The synopsis reads: “When Yahya Bas finds himself in a UK detention centre after fleeing the conflict in Syria, he has many questions to face. What was he doing in the desert? Why does he hate his own country? Why did he write the incendiary verses that turned him into an online sensation and media pariah?
“His interrogator, known only in the novel as Mister, wants answers, so Bas decides to tell his life story, from his curious upbringing with a collection of foster mothers in London’s East Ham, to his radicalised youth, fame and celebrity, and ultimately exile.”
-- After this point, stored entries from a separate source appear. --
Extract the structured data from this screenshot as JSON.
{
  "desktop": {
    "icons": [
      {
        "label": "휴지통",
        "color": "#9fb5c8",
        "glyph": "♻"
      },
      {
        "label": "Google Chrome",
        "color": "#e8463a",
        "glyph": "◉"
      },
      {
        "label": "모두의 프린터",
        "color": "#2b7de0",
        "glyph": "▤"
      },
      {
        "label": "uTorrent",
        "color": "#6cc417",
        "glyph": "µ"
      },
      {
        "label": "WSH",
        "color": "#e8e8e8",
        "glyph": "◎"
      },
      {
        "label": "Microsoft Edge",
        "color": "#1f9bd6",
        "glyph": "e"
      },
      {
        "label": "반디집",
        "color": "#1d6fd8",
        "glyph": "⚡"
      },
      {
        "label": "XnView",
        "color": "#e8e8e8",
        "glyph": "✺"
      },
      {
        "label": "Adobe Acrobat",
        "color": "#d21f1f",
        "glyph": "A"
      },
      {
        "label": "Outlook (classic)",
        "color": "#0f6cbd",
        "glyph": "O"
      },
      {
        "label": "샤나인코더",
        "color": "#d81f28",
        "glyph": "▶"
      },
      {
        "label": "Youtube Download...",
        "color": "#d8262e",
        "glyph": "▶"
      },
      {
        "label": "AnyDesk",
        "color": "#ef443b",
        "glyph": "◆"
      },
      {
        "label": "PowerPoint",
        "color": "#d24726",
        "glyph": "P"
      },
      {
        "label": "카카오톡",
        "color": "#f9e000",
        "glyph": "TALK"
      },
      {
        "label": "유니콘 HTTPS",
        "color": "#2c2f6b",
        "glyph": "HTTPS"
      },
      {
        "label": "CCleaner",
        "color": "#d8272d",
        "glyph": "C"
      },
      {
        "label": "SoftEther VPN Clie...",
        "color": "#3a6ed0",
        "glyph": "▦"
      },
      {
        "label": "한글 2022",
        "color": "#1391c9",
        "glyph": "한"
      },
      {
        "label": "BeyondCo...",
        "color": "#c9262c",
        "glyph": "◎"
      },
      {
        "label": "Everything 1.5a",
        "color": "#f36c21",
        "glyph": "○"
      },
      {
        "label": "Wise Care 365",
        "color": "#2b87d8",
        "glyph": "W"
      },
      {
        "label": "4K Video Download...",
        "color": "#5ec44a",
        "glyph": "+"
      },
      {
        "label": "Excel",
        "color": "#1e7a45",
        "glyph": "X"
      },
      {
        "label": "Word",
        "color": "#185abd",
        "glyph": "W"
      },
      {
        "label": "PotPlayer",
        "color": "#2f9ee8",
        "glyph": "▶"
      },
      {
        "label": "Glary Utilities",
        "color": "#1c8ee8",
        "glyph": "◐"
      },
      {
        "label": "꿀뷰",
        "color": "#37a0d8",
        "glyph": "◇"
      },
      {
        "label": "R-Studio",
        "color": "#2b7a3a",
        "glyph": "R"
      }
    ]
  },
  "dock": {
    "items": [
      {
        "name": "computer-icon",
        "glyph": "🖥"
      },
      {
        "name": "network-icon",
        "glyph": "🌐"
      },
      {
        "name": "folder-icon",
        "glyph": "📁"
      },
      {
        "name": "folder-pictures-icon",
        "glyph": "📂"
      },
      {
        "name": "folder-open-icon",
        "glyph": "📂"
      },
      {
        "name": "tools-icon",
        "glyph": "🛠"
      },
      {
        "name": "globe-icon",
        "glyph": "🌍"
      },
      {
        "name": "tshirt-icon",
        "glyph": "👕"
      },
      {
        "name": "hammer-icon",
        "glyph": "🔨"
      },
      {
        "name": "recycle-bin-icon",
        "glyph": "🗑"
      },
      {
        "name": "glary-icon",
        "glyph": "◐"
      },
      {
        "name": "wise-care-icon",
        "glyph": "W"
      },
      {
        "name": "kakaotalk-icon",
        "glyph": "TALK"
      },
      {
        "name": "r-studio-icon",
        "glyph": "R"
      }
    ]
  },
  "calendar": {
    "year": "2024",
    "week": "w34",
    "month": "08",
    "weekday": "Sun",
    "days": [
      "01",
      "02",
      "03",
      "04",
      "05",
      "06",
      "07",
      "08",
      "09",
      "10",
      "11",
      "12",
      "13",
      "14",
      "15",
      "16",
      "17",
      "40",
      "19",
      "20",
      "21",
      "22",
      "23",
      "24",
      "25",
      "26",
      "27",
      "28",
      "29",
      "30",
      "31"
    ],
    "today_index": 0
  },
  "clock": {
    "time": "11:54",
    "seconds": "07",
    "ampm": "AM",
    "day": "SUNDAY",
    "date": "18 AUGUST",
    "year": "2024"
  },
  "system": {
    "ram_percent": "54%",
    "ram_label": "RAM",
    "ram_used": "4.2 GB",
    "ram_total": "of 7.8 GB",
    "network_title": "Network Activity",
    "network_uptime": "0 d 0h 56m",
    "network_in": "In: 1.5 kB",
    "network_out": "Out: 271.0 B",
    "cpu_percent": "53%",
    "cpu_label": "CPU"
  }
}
Harrington continued: “It’s a novel about a young man who unwittingly becomes the voice of a generation, about a son’s quest for a father and his discovery of a gentler way of living in the shadow of war. It’s thrilling to see Guy’s writing take such an ambitious turn, and fans of In Our Mad and Furious City are in for a huge treat.”
Literary agent Sophie Lambert of C&W described Yahya Bas as an “unforgettable protagonist” whose story should be our story, and the story of our generation. “I can’t wait for Guy’s blistering second novel to find its way into many hands,” she said.
Alongside winning the Dylan Thomas Prize, In Our Mad and Furious City was shortlisted for the Goldsmiths and Gordon Burn prizes, longlisted for the Booker Prize and Orwell prize, and won the Jhalak Prize and The Authors’ Club’s 2019 Best First Novel Award.
Gunaratne, who is a trustee on the board of English PEN as well as being a judge for the Goldsmiths Prize and the Rathbones Folio Prize, said: “This is a story of a single life, but also the last 25 years – from Britain in the 1990s, 9/11, to the Iraq War, 7/7 and its aftermath. Yahya Bas is a chimera of sorts – rootless, villainous, othered by almost everyone he meets, yet undeniably familiar and entirely British.”